Plenty of fixed income exchange traded funds have been spending ample time in the limelight, but with inflation subdued in the eyes of some, the same praise has not been given to Treasury Inflation Protected Securities (TIPS) ETFs, including the iShares TIPS Bond ETF (NYSEArca: TIP), making TIPS a contrarian idea.
If the yield curve steepens, every fixed-income asset will see higher rates but longer dated bonds will see yields rise the most, suggesting that the economy is quickly heating up. That would make ETFs like TIP more attractive to fixed income investors.
Last year’s sudden plunge in oil prices has helped keep prices low, but the Fed believes the drop in oil prices will only be short-term. However, the stronger dollar is a dominant factor in keeping commodity prices depressed.
Some investors are actually bullish on TIPS at the moment.
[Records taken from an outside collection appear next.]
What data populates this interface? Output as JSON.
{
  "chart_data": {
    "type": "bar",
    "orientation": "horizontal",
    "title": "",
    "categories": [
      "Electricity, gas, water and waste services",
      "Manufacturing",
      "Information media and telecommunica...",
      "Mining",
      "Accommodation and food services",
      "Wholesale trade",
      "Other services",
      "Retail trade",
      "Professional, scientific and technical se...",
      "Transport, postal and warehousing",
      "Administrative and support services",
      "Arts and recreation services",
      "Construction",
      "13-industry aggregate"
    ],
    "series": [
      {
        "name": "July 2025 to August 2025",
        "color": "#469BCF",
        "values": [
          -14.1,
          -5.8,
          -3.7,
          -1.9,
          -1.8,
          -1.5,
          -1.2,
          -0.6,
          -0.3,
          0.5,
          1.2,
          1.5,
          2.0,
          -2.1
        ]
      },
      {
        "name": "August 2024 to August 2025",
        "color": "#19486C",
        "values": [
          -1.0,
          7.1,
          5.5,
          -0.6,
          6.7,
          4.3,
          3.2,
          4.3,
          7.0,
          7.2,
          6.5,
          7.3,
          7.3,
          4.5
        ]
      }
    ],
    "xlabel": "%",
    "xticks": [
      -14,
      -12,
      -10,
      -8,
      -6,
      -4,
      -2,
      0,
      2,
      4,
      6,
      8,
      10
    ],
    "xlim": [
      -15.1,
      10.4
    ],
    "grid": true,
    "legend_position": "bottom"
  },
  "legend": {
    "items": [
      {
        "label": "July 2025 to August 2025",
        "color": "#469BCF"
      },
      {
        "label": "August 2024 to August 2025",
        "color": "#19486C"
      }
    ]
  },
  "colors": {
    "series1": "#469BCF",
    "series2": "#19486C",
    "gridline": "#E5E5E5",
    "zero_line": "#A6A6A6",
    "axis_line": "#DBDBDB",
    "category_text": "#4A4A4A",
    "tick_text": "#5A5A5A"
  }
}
“We have upgraded our view of TIPS to favorable as breakeven inflation rates have fallen to extremely low levels. At current valuations, we believe that TIPS offer an affordable hedge against unexpected inflation with minimal downside risk. While we are not expecting a near-term increase in inflation, the Consumer Price Index (CPI) may rise in future months as the impact from a decline in energy prices begins to dissipate over time,” said the Wells Fargo Investment Institute in a note posted by Amey Stone of Barron’s.